Давно отгромыхал по петербургскому небу Илья-пророк, прошел Успеньев день, а в коломенской квартире будущего титулярного советника ничего не изменилось. Надо бы дождаться ему заветного письма из чужих краев, чтобы понять, что случилось с сердцем, столь постоянным в любви… к Иосифу Вейглю. Но писем не было.
Надо бы, конечно, наведаться будущему дипломату и в Коллегию иностранных дел, тем более, что батюшка слал о том наказ за наказом. Но вместо Коллегии Глинка все чаще посещал Шарля Майера. Они музицировали втроем: хозяин, гость и переехавшая к брату сестра Шарля Майера – Генриетта. Но часто бывало и так, что Шарль Майер еще не успевал вернуться со своих уроков, тогда навстречу гостю выбегала Генриетта.

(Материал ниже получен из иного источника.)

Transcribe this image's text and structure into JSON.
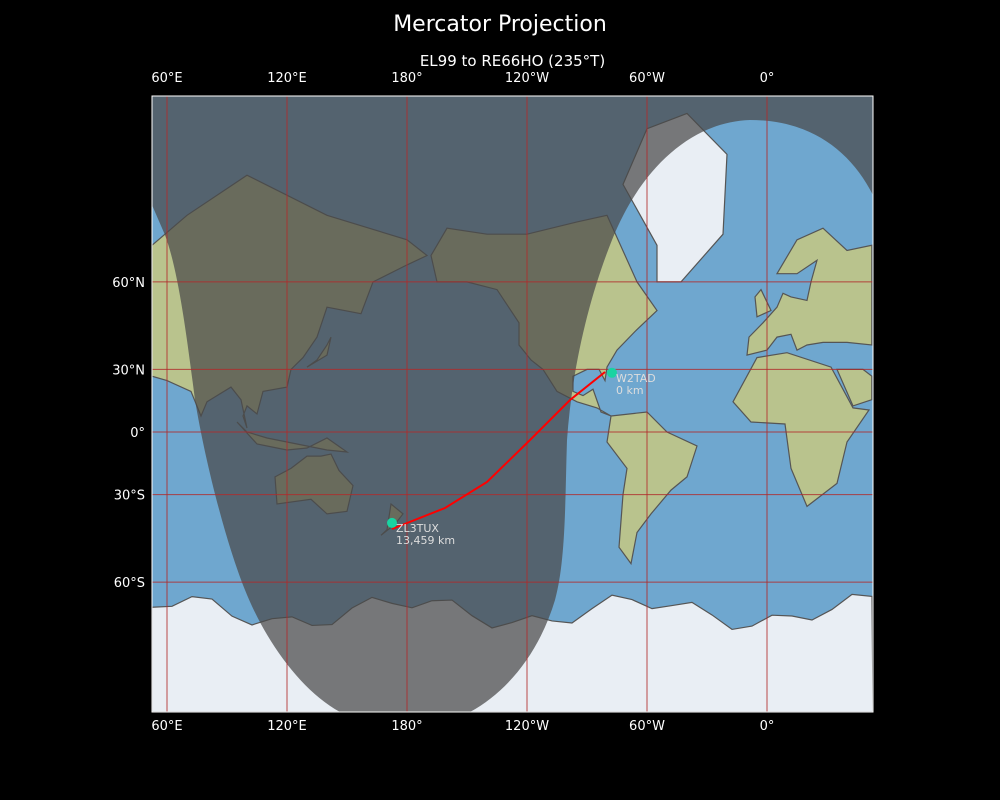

– Михаил Иванович! – обрадованно говорила она. – Какой сюрприз!
Эти сюрпризы происходят чуть не каждый день, но Генриетта не перестает радоваться и удивляться.
Они играют в четыре руки, и Генриетта отменно ведет свою партию. К тому же она очень недурна собой. Правда, никто не называет Генриетту первой музыкантшей столицы, но, умудренный опытом, ее партнер с опаской относится теперь ко всем музыкантшам. Пусть уж лучше не рождается от гармонии любовь!
А дома Глинке, как назло, то и дело попадаются под руку вариации для арфы. Но оплаканная любовь не рождает новых гармоний.
Михаила Глинку все больше волнует другой вопрос: если так трудно писать для одной арфы, то каково же писать на целый оркестр?! Только тишнеровский рояль, перебравшись в Коломну, может быть, знает, как трудится его опечаленный хозяин. Среди мелко исписанных нотных листов есть уже септет и даже адажио и рондо, предназначенные для оркестра. Что же мудреного, если сочинителю так и не выпало случая наведаться в Коллегию иностранных дел?
К счастью, по осени прискакал проведать сына Иван Николаевич и взялся за дело сам. Иван Николаевич полагал, что для определения сына в Коллегию иностранных дел следует адресоваться именно в оную Коллегию на набережной Невы. Но на то и существуют дипломатические тайны, чтобы блуждал в них непосвященный. Путь в Коллегию иностранных дел вел вовсе не на набережную Невы. Он начинался в неведомых смоленскому провинциалу лабиринтах столичных салонов, а потом и вовсе терялся на каких-то недосягаемых высотах. Иван Николаевич все это собственным опытом уразумел, однако от намерения своего ничуть не отступил. Он разыскал бывшего инспектора Благородного пансиона господина Линдквиста, некогда потерпевшего крушение из-за должностей человека и гражданина. Господин Линдквист служил теперь в редакции «Журналь де Санкт-Петерсбург». Газета была хоть и не совсем официальным, зато верным выразителем взглядов Ведомства внешней политики Российской империи.
– К чему же время терять, друг мой? – сказал сыну Иван Николаевич. – Господин Линдквист допрежь определения в Коллегию познакомит тебя со всеми тонкостями дипломатического языка.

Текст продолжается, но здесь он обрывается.